Before explaining the actual procurement process for shovel ready jobs, consider that Republicans in Congress are stalling on the American Jobs Act. Despite Obama’s chest-pounding House Majority leader Rep. Eric Cantor told a reporter that the package as a whole was “dead,” meaning he wasn’t even going to let it come up for a vote. This infuriated Obama so much that he did something he rarely does in calling out his jobs-killer by name, saying:
“Look, I’d like Mr. Cantor to come down here to Dallas and explain what exactly in this jobs bill does he not believe in. What exactly is he opposed to? Does he not believe in rebuilding America’s roads and bridges?
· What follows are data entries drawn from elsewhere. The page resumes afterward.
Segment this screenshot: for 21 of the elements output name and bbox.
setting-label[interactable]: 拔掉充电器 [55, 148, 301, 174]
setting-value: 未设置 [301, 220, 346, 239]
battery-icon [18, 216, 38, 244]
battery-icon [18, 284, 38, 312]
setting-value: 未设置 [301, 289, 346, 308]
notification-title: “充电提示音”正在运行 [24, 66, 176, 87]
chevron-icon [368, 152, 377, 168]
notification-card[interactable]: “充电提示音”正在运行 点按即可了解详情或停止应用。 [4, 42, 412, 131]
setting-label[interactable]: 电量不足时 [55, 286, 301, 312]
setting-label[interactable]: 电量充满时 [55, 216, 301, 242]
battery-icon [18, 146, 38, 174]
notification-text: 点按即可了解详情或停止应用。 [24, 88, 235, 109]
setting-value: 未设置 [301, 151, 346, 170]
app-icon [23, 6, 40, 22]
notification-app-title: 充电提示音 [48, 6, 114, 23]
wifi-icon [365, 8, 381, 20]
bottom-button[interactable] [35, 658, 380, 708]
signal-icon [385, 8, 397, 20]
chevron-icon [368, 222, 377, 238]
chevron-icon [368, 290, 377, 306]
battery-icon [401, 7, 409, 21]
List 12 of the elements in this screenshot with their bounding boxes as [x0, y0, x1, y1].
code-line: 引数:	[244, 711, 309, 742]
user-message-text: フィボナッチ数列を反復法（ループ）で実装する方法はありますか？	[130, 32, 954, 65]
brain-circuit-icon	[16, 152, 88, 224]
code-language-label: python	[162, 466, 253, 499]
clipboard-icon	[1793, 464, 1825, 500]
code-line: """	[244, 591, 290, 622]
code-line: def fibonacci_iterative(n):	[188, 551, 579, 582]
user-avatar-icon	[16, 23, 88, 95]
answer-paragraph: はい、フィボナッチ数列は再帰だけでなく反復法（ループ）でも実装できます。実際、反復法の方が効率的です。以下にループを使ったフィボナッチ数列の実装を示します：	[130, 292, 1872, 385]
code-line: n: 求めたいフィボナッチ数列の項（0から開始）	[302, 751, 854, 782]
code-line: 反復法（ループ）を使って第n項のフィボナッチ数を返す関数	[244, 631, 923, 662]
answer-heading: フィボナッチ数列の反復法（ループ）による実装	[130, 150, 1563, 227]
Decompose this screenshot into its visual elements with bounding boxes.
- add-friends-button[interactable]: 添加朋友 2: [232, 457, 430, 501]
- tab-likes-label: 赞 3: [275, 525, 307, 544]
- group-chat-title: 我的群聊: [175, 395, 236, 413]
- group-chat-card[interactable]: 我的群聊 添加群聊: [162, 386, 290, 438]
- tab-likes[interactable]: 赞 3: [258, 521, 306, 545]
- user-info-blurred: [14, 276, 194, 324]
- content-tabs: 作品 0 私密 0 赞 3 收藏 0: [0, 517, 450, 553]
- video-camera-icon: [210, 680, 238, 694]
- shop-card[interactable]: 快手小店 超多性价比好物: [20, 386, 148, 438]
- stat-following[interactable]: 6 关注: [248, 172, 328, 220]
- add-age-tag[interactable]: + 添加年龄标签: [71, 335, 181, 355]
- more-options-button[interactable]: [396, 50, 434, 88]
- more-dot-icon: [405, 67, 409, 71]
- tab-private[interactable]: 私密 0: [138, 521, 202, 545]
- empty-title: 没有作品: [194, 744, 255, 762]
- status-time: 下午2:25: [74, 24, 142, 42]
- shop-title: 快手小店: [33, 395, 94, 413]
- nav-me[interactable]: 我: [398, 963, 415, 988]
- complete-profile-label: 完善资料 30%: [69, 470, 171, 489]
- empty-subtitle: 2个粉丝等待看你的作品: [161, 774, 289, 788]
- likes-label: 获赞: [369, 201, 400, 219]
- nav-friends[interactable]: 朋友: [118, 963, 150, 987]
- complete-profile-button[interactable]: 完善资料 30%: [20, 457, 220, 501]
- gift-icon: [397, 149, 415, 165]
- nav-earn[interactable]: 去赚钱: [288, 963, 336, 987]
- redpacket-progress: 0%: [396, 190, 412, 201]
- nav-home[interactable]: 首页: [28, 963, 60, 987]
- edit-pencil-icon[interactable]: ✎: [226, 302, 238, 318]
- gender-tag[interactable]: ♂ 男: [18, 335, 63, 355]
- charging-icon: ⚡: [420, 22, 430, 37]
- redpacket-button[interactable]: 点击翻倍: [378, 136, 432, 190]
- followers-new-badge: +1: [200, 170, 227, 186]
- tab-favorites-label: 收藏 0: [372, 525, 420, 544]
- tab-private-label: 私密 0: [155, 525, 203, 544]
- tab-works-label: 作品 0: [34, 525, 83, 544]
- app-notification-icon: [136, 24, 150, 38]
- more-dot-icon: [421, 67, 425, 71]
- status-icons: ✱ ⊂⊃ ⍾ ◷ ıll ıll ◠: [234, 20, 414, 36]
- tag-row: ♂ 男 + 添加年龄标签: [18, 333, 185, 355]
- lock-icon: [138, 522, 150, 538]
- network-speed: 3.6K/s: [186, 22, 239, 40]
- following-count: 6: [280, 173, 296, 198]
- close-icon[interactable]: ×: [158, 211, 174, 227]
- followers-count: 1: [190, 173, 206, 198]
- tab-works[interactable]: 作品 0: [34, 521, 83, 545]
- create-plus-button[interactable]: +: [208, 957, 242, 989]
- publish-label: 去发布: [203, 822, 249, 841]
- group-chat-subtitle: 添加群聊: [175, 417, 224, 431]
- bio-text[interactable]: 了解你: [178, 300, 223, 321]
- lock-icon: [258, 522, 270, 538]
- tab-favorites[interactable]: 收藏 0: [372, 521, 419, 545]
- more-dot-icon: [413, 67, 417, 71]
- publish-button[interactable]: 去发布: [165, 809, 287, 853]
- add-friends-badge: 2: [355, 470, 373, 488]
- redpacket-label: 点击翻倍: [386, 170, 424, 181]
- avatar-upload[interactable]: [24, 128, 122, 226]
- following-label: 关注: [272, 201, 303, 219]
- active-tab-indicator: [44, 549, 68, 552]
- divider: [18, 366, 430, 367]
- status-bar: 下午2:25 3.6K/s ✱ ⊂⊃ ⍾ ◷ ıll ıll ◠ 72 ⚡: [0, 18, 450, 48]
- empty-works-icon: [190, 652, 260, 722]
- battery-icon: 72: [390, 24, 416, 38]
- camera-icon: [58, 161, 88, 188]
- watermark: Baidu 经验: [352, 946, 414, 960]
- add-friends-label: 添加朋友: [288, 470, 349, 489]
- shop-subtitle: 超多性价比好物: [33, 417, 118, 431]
Does he not believe in tax breaks for small businesses, or efforts to help our veterans?”
If Cantor ever does have a change of heart, the bill will have a tough time getting through both the House and the Senate, and by the time it gets to Obama’s desk it will surely be changed from its original draft. One casualty of the bill-passing process -- from introduction to law -- is that the amount of money budgeted for an item can get cut or increased, depending on negotiations between the House and Senate.
Then say Obama signs it into law -- here’s where the work really begins:
- Public comment periods for people to weigh in on what infrastructure projects should be done and where: 1-2 months
- Local and state governments send wish-list of projects and needed funding to the federal government for their review and approval: 1-6 months
- Federal government releases funding for approved project to states, which then sets up request for proposals and bidding processes to contractors wishing to do the work: 1-3 months.
- Contractors send in proposals bidding on infrastructure projects, and then public hearings about which contractors are best suited to do the work: 1-3 months
- State departments and agencies review proposals mostly checking for compliance with labor and environmental regulations: 1-3 months
- State releases funds to local governments or directly to contractors, after which local governments go through bidding process for contracts and contractors sub out work to small firms: 1-3 months.
That’s up to 20 months, or almost two years for a job to become shovel-ready after funding has been approved by Congress and the President. Depending on the state and city, the process could be shorter or longer, but few jobs are ready to go after Obama signs the law.
The Huffington Post reports that it's not so much been a lack of shovel-ready jobs, as it is that states haven’t been getting the funding to create them. Officials from transportation agencies in Arizona, Nevada, and North Carolina say that there are projects that either don't need environmental approval or have already received it that are ready to go now -- they just need the funding.
But funding can get gummed up at any of the stages of the process outlined above, and with much necessary transparency and accountability controls in place -- needed to weed out waste and corruption -- contractors have to be meticulous with their proposals, which takes time.
Center on Budget and Policy Priorities economist Stone notes that unemployment will not return to normal levels before the end of 2012, even if the jobs bill passes tomorrow, “but the fact that [the jobs bill] doesn’t kick in instantly doesn’t mean it doesn’t have value.”
Says Stone: “We shouldn’t pretend it will happen instantaneously, but that’s not a fatal flaw.”